Der mit der Ausreise verbundene Eingriff in sein Privat- und Familienleben sei zur Aufrechterhaltung der öffentlichen Ordnung auf dem Gebiet des Fremdenwesens dringend geboten. Der Beschwerdeführer ignoriere beharrlich die für ihn maßgebenden fremdenrechtlichen Bestimmungen. Weiters sei er nicht als selbsterhaltungsfähig einzustufen, weil er nicht im Besitz eines für die Ausübung einer selbständigen Erwerbstätigkeit erforderlichen Aufenthaltstitels sei. Zudem habe der Beschwerdeführer nicht darauf bauen dürfen, sich "ungestört im Bundesgebiet niederlassen zu können". Vielmehr habe er unwahre Angaben gegenüber den Asylbehörden betreffend den Besitz bzw. die Ausstellung eines Reisepasses getätigt, um sich erfolgreich eine Aufenthaltsberechtigung zu verschaffen.
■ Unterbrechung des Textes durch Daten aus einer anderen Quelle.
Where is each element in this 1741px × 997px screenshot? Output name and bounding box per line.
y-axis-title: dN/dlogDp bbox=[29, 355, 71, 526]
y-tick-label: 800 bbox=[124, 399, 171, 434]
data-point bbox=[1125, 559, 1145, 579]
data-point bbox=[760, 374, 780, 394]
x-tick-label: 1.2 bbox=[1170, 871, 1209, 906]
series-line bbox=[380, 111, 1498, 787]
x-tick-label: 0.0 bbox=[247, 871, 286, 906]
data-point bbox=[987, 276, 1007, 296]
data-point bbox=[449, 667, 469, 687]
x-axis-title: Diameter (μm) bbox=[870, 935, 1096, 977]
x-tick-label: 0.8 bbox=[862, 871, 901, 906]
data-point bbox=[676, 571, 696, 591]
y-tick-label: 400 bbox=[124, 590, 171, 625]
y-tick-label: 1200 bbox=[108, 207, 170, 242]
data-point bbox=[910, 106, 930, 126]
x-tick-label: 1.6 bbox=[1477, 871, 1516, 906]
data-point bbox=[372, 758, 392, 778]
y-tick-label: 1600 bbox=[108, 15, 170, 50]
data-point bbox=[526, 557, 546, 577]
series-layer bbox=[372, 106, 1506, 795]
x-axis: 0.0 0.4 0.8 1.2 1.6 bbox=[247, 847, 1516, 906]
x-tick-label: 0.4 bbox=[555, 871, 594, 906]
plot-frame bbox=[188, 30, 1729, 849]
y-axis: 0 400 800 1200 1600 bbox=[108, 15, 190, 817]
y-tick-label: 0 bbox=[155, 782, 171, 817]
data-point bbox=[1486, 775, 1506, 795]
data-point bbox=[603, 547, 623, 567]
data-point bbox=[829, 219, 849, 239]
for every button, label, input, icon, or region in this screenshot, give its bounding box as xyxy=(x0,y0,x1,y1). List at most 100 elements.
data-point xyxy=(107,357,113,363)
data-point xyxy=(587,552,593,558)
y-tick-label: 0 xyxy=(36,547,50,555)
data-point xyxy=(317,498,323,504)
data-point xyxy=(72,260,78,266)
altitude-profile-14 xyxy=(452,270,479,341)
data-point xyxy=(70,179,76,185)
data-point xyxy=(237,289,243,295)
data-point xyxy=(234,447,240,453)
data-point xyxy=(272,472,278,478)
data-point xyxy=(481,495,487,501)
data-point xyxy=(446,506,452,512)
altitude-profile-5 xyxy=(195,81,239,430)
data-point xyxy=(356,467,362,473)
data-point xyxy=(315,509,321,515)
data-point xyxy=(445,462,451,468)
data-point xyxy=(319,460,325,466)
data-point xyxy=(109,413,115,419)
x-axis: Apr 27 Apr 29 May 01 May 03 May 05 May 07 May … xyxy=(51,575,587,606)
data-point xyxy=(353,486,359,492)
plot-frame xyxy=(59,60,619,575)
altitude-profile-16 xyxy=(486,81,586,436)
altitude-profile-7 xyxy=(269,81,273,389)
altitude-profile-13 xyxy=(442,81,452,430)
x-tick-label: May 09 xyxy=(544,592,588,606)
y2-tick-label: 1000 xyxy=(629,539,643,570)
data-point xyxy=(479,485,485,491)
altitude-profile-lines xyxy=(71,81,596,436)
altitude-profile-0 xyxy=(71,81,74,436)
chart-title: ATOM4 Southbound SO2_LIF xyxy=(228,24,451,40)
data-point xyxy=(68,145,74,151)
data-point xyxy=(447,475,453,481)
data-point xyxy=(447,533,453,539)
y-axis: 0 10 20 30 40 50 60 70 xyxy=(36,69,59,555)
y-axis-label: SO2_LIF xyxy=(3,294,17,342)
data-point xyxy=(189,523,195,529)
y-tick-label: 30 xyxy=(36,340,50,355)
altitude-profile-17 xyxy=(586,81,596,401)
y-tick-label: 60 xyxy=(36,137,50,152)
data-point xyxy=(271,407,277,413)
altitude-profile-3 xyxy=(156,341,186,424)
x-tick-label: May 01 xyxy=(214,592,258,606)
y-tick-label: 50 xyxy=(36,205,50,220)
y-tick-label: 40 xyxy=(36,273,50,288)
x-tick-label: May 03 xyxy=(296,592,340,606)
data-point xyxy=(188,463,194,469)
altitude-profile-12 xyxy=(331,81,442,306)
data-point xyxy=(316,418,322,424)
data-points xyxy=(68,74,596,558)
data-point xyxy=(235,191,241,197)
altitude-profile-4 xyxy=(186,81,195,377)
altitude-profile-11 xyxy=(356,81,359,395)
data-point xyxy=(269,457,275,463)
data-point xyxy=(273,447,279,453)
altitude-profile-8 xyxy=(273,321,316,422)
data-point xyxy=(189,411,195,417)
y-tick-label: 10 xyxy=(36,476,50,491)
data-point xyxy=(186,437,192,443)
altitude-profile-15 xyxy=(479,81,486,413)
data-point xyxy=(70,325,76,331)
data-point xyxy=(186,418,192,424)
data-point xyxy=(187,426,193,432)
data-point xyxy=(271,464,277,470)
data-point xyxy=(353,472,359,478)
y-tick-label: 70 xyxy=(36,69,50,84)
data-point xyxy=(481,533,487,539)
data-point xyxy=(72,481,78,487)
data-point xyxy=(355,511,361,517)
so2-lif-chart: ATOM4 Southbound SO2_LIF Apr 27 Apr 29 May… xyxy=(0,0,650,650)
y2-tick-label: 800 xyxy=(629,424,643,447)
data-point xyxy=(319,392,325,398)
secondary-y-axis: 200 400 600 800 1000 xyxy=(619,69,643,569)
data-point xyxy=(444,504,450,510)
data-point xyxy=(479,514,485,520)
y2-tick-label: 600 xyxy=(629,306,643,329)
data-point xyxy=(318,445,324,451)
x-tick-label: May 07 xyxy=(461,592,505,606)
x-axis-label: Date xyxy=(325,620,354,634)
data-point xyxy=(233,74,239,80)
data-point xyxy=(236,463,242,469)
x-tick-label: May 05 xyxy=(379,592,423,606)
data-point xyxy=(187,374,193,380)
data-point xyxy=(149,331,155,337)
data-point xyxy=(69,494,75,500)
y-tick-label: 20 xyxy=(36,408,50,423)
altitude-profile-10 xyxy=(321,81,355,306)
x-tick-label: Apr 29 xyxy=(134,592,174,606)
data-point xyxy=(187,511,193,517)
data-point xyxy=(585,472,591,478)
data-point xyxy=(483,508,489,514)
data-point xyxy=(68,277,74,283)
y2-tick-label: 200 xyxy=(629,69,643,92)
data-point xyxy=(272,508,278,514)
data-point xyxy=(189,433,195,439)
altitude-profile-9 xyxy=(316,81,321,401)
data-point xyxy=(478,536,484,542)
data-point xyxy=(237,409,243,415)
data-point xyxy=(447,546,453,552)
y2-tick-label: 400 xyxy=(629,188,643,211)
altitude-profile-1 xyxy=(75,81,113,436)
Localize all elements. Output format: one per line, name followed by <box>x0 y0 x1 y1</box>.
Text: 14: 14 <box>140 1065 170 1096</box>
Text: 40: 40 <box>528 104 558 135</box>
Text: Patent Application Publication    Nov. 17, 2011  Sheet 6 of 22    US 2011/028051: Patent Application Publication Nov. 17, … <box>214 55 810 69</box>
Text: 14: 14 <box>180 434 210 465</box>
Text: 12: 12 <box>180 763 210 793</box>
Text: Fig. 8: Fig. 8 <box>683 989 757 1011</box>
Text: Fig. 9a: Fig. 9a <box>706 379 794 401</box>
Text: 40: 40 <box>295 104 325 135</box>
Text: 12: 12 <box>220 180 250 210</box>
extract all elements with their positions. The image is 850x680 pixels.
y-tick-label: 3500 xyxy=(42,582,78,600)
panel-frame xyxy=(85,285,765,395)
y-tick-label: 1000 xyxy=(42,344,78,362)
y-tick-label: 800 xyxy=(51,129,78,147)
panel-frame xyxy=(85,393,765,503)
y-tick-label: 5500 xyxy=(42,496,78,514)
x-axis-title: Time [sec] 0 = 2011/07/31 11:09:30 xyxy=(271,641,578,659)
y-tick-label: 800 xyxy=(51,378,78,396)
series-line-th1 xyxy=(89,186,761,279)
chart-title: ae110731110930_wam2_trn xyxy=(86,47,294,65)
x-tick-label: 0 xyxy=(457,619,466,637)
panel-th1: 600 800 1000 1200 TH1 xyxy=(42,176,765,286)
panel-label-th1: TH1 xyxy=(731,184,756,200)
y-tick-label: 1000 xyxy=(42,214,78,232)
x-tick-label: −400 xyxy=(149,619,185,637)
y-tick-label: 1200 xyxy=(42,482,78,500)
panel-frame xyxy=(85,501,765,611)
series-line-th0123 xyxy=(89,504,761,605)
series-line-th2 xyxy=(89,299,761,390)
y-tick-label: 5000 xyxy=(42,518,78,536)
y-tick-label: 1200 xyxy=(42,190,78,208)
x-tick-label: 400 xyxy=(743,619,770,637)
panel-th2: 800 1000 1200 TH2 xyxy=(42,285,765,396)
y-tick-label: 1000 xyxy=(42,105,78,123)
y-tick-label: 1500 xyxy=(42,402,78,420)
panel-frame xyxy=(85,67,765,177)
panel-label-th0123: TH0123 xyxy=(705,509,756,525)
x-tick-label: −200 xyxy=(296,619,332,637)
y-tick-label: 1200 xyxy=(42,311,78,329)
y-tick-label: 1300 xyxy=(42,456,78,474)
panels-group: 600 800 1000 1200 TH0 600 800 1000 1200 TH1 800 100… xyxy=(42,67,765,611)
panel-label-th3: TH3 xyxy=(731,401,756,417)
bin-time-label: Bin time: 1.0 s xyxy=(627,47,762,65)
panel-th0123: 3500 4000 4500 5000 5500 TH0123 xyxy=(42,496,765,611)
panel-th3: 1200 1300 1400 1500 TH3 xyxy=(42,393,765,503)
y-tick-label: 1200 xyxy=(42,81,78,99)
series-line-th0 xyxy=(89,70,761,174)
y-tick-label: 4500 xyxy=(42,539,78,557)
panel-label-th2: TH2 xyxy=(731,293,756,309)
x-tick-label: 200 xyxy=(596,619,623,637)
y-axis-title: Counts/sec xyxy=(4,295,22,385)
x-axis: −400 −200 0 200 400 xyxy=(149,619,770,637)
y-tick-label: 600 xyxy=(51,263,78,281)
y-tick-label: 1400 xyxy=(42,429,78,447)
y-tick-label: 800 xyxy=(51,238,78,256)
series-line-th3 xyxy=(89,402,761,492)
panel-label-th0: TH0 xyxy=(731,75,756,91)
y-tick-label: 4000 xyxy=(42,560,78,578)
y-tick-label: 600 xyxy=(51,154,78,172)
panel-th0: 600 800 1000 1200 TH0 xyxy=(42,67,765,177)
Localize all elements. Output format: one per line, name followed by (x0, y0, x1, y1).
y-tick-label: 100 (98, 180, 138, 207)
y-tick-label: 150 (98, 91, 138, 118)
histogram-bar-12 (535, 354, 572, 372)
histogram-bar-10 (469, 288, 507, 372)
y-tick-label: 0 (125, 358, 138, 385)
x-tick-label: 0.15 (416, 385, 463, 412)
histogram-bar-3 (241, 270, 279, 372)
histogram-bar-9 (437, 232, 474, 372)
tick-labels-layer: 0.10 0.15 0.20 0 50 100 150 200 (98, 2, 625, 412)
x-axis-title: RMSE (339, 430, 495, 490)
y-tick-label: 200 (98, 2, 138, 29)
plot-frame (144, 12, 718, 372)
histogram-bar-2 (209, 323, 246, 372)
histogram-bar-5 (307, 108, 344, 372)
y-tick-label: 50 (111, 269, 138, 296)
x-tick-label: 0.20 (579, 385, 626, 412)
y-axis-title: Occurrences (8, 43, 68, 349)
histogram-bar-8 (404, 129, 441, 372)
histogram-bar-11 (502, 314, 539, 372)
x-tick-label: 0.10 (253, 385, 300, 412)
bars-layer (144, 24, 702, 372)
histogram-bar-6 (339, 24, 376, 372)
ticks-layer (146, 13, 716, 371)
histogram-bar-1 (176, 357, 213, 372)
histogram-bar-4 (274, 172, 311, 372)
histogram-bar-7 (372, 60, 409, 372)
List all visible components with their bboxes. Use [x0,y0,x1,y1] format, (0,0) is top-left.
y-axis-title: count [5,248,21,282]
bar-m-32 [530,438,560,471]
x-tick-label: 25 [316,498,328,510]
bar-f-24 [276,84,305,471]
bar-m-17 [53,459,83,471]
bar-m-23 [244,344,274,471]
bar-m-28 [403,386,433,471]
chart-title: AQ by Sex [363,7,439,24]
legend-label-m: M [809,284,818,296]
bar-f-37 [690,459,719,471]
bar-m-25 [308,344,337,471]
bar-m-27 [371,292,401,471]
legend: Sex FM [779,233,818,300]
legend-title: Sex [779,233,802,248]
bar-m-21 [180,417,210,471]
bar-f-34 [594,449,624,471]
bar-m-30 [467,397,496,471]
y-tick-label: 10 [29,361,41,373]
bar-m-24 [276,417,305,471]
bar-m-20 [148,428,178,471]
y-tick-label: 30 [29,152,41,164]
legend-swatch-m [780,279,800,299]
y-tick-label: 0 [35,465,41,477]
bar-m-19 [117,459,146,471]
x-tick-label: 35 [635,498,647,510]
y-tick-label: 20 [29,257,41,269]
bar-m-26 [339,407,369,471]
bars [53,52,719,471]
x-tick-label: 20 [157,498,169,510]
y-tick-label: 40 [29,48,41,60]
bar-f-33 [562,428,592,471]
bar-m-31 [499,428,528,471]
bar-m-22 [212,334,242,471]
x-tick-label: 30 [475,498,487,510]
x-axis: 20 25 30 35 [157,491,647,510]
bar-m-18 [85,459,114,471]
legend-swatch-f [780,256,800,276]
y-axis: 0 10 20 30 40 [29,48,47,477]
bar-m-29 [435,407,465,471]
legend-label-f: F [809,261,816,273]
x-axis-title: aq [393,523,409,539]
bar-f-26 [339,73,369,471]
Soweit der Beschwerdeführer vorbringe, dass seine Ehefrau keinen in Indien gesprochenen Dialekt spräche, dort die Ausübung ihres Berufes nicht möglich wäre und ihre angegriffene Gesundheit nicht ausreichend behandelt werden könnte, sei dem zu entgegnen, dass mit der aufenthaltsbeendenden Maßnahme nicht darüber abgesprochen werde, ob bzw. gegebenenfalls in welchen Staat ein Fremder zulässigerweise abgeschoben werden dürfe. Der Beschwerdeführer habe nicht behauptet, dass er die sozialen Kontakte zu seinen im Heimatland verbliebenen Familienangehörigen abgebrochen hätte. Der Ehefrau des Beschwerdeführers sei bescheinigt worden, dass bei dieser "aus psychiatrischer Sicht ein psychisch instabiles Persönlichkeitsbild mit nicht voller Belastbarkeit am Arbeitsmarkt" bestehe. Daraus ergebe sich jedoch nicht, dass sie ständiger Pflege gerade durch den Beschwerdeführer bedürfe bzw. gehindert wäre, den Beschwerdeführer in das Ausland zu begleiten.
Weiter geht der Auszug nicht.